The recommendation of the salmon to start went down really well with us. This was no slimy smoked or cured salmon, this was a scorched Douglas fir cured salmon, pink grapefruit puree, and cucumber. The pink grapefruit puree was deliciously tart and offset the other classic salmon pairing of cucumber and salmon perfectly. After we’d essentially licked our plates clean, the waitress cleared our plates and soon came and gave us an in between courses palate cleanser. We had a pumpkin velouté (I think…) with sage oil and cashews and although this was gone in a matter of seconds, we will certainly remember this forever. Holy smokes. We could just tell the ingredients were so fresh and amazing quality.
For the mains we ordered the Ayrshire partridge with barley, parsnip, wild mushroom and tarragon jus and also the fried potato gnocchi with butternut squash, wild mushroom, sage, and onions. I tried the partridge first and the meat was melt in your mouth smooth, sadly there was no lucky bullet in the bird, but I felt pretty lucky already with the perfectly cooked barley and the sweet roasted parsnips which helped me mop up the jus. Then it was onto the gnocchi, I almost didn’t get to have any as it was almost finished by the time I got to it. Once I prized it out of my fellow diners’ cutlery, I knew why he wanted to keep it all to himself. I’ve only ever burnt sage at home when I’m cooking but this crispy, buttery sage on top of the fried gnocchi was so delicious I could have had a full bowl of it.
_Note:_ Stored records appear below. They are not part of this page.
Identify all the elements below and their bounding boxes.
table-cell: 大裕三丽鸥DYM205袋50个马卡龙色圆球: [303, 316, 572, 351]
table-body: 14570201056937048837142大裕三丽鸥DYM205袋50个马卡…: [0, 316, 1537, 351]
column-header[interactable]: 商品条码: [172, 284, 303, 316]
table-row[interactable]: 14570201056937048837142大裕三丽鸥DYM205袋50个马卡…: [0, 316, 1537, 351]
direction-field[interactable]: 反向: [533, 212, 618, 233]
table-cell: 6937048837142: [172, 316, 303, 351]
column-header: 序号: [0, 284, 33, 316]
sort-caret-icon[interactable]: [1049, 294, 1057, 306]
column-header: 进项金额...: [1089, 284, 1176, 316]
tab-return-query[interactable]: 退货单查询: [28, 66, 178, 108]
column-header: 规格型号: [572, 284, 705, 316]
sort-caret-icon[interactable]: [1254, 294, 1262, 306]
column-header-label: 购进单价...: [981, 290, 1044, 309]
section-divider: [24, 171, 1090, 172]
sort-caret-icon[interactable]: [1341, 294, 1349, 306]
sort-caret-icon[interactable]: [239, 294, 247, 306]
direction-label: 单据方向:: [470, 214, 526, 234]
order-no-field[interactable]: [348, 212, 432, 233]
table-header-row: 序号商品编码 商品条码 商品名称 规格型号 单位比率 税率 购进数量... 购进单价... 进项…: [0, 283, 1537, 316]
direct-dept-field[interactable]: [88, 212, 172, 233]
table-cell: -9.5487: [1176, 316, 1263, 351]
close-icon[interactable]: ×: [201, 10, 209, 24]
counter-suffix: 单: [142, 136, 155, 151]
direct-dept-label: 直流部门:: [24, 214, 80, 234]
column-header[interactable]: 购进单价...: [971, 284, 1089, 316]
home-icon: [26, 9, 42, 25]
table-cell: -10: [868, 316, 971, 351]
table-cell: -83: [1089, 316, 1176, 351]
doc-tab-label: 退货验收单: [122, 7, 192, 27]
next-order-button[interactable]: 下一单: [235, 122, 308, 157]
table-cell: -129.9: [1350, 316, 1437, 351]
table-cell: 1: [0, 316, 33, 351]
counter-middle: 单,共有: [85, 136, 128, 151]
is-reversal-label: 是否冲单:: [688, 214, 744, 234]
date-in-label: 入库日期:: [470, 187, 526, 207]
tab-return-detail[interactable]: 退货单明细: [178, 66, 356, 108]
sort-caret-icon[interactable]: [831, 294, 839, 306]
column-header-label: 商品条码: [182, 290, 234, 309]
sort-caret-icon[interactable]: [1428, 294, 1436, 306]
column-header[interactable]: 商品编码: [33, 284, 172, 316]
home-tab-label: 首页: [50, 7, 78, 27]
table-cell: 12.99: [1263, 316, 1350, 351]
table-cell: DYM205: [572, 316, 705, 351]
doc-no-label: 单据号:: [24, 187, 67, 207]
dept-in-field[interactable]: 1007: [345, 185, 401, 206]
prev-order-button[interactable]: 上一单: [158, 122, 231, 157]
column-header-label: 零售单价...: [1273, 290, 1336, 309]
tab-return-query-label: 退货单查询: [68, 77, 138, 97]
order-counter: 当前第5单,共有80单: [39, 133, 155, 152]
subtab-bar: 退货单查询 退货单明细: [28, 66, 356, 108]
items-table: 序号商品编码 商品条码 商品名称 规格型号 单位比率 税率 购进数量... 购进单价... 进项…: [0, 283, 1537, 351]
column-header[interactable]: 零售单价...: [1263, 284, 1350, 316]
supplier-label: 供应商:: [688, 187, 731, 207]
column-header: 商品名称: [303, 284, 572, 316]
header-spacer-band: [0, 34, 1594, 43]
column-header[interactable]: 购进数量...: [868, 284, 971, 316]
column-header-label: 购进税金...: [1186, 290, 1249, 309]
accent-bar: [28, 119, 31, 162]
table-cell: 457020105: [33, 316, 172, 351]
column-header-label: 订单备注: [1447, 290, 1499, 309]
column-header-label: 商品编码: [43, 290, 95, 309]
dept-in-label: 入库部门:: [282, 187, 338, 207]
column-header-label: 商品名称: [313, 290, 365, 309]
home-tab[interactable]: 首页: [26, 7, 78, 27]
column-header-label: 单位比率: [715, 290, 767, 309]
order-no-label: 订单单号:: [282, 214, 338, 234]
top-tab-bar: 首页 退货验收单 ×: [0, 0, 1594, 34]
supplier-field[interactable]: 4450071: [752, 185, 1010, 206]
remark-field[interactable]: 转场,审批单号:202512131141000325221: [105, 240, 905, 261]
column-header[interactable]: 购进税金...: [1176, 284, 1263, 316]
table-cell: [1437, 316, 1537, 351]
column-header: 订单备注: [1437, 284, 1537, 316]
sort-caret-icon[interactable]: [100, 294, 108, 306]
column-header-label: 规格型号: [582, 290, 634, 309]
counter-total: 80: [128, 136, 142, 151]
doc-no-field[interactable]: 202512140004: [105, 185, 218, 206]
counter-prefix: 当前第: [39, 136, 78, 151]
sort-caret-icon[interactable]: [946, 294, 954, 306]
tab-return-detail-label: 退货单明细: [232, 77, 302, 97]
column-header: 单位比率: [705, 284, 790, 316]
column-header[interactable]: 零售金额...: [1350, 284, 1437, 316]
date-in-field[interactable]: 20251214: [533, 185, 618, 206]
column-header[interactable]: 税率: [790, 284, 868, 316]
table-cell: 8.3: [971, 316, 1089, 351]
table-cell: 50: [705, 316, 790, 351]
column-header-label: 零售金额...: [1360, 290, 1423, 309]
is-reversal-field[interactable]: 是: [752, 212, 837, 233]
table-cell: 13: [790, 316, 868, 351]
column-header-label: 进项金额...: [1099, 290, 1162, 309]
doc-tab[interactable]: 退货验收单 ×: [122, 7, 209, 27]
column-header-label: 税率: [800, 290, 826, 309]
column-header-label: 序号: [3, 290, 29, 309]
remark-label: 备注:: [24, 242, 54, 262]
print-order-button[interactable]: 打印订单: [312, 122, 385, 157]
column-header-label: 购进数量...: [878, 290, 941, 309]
We were stuffed but decided to go all in for dessert. The desserts we went for were the sticky toffee pudding with Caol Ila butterscotch, with vanilla ice cream and the pistachio frangipane, with meringue, brambles, and cardamom ice cream. As a STP connoisseur, this was one of the best I’ve ever had, and it was a very generous portion, which may have attributed to my food coma later that evening. The frangipane was tasty, light and subtle in flavour and completely charmed us both.